The cartoon spin-off Tales from ’85 does something similar for Stranger Things itself. It rewinds to a happy, straightforward time, namely between seasons two and three. In that moment, the world of Hawkins, Indiana had been established, but we were yet to endure the show’s bumpy late period, when it got long and boring, then supersized itself and became breathtakingly spectacular, then lost control of the monster it had created and became both spectacular and boring at the same time.

So now it’s January 1985 again. Mike, Dustin and Lucas (Luca Diaz, Braxton Quinney and Elisha Williams, respectively) have been reunited with their friend Will (Benjamin Plessala) after a monster captured him and took him to the Upside Down, the netherworld lurking beneath Hawkins. Cool girl Max (Jolie Hoang-Rappaport) is in the gang, as is telekinetic foundling Eleven (Brooklyn Davey Norstedt), who has become the ward of heroic cop Jim Hopper (Brett Gipson) and whose mind powers are a closely guarded secret. Playboy-with-a-heart Steve (Jeremy Jordan) is yet to be converted to the wonders of nerdy demon-hunting, but he’s about to be drawn in, which means his love/hate bromance with Dustin is reset to the start. Following Eleven’s epic effort to close the gate to the Upside Down at the end of the main show’s second season, all is relatively quiet.

Tales from ’85 resists the temptation to employ an overly retro, Scooby-Doo style of animation, instead rendering its adventures in pretty standard modern CGI – but the content is 1980s comfort food all the way. Dustin is getting a high score on Space Invaders when his friends contact him on his walkie-talkie so he can ride with them to school along icy, wintry streets. Before long, the driver of a snowplough is shouting “Get outta the road! Stupid kids!” at them while We Got the Beat by the Go-Gos blares gloriously on the soundtrack. The departure of beloved science teacher Mr Clarke on a sabbatical is a concern, but his substitute, Mrs Baxter (Janeane Garofalo), seems nice enough, and who knows, perhaps her obsession with the theory of evolution is about to come in handy. There are Slim Jims to chew on and air hockey pucks to be smacked. We are home.

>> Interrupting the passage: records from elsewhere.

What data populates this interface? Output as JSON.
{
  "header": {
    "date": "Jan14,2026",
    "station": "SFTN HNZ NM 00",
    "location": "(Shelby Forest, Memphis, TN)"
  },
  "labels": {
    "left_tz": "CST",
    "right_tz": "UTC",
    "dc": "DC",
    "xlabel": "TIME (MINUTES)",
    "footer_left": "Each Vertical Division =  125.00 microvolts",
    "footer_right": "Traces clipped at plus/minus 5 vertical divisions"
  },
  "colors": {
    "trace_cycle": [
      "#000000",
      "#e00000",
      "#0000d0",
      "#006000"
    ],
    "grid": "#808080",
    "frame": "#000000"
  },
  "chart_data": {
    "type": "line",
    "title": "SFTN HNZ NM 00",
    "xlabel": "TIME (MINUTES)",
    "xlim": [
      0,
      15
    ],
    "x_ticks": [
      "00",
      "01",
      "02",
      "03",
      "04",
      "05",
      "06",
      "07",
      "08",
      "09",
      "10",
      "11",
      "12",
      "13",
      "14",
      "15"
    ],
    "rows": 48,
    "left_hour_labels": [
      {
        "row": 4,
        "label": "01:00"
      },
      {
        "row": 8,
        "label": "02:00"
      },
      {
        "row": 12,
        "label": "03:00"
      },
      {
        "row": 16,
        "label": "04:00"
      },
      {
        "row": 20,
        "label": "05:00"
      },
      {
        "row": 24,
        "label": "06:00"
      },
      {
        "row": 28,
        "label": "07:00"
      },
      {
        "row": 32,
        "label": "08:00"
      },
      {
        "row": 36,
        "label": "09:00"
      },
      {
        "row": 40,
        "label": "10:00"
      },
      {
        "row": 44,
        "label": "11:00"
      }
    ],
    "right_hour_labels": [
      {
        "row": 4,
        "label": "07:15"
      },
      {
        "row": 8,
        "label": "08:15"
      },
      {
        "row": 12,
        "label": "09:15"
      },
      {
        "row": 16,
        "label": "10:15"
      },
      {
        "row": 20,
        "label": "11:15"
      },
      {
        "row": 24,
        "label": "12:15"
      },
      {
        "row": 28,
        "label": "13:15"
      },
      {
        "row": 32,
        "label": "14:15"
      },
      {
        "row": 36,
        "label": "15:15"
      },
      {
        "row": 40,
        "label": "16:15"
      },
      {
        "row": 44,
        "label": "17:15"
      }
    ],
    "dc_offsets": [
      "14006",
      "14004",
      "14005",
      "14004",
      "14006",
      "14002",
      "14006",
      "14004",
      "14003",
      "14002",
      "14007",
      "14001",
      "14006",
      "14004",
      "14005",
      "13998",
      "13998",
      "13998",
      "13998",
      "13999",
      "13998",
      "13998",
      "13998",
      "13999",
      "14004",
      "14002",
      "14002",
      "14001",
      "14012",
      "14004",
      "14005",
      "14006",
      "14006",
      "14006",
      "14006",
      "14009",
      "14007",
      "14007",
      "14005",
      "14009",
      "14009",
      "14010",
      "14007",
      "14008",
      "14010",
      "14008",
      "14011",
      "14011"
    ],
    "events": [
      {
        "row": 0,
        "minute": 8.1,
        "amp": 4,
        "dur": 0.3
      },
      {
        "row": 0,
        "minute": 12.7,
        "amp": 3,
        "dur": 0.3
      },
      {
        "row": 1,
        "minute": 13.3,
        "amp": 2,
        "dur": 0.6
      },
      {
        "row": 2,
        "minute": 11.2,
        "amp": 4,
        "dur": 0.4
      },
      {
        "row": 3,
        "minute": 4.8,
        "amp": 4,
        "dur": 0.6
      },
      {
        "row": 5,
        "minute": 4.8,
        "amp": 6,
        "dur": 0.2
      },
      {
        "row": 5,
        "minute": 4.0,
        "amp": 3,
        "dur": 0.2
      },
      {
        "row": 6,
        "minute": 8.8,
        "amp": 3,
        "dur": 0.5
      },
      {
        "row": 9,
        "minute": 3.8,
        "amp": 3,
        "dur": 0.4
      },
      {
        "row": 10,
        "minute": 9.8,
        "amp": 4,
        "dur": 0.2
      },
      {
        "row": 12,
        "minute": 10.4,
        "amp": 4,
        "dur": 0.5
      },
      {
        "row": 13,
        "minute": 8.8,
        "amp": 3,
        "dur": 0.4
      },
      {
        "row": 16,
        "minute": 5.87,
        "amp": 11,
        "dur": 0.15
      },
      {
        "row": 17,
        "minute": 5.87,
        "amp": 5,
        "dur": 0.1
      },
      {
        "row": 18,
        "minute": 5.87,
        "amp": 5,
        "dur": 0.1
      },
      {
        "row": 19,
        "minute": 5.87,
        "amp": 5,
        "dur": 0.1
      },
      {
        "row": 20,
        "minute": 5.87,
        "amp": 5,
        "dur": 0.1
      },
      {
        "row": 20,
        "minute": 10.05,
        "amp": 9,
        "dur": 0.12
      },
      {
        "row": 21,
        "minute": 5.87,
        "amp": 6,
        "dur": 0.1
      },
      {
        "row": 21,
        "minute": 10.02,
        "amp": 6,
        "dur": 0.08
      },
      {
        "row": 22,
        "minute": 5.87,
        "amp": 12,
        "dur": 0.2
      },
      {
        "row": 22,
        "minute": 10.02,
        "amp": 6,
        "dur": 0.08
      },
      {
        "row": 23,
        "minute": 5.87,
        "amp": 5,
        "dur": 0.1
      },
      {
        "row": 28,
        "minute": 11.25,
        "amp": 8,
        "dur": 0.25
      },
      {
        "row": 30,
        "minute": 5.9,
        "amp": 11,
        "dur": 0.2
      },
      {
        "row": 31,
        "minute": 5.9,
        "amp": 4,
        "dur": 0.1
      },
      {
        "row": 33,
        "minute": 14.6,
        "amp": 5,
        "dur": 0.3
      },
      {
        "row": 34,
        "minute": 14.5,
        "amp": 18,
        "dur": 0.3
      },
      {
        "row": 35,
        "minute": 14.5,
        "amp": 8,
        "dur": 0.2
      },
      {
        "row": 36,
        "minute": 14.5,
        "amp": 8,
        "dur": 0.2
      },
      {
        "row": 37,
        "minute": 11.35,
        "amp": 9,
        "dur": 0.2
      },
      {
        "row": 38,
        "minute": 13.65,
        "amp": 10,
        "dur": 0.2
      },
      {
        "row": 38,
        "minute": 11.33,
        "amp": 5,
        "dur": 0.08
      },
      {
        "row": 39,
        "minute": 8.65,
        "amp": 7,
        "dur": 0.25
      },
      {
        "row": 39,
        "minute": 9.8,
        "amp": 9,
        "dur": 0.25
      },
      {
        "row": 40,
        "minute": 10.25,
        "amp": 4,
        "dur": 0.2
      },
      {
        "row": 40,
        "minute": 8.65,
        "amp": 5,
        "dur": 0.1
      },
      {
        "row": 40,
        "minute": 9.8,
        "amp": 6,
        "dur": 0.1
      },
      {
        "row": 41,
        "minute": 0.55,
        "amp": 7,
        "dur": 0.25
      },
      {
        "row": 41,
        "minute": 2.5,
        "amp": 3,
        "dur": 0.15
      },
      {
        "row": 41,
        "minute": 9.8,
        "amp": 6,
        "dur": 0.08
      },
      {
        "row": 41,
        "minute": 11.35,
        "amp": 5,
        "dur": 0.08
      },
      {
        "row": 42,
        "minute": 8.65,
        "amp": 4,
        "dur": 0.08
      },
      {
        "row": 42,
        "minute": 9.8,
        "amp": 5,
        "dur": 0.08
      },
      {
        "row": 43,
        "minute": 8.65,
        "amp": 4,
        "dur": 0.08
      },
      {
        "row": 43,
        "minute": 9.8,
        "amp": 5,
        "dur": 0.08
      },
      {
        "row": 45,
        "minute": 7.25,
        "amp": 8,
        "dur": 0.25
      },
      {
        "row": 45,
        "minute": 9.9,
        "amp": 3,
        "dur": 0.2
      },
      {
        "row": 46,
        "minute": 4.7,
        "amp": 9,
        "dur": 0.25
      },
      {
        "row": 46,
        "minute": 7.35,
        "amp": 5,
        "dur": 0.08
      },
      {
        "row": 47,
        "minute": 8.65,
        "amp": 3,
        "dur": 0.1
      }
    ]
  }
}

Animated characters in a mid-80s suburban basement
The gang’s all here … from left, Will, Dustin, Lucas, Eleven, Mike and Max in Stranger Things: Tales From ’85. Photograph: Netflix

Of course, it is less than half an episode before glowing tentacles start emerging from snowdrifts and our pals are having to grab implements and hatch plans, but the new show’s threat stays nicely local and small-scale. Bolstered by the arrival of new kid Nikki (Odessa A’zion), a “freak” with a mohican and a flying jacket who slots easily into the group of plucky outcasts, they do battle with a series of increasingly fearsome creatures, using such classic techniques as luring the critter to the car park so it can be studied through binoculars, or rescuing a team member who has become trapped beneath the beast by hitting the ground with a shovel and shouting: “Hey! Over here!” Then, when oblivion finally looks certain, Eleven holds up her palm, stares furiously and does her mind-control thing, sending the monster flying.

That formula is used a few too many times in the early stages, as is the semi-dramatic aftermath in which a weakened, bloody-nosed Eleven is stopped from collapsing by a worried Mike, who tells everyone else off about pushing his girlfriend too far and threatens to squeal to Hopper, before relenting and diving back into battle when a new, even bigger lizardy triffid thing goes on a fresh rampage. It’s not helpful that the scripts are, predictably but not inevitably, not as funny as the parent show, so there’s nothing to offset the feeling of going round in circles. But eventually, the peril intensifies, the intrigue goes deeper – literally, when we resume exploring underground lairs – and the kids come up with a conspiracy theory about malevolent adults that doesn’t get bogged down in expansive geopolitics. It’s just about grownups with a bad scheme.

Not really going anywhere, however, is what we want from Tales from ’85, to cleanse the memory of Stranger Things having ended up far too far away from the innocent paradise it created. Future seasons could use a little more invention, but not too much: it would be cool to be stuck in 1985 in Hawkins, Indiana indefinitely.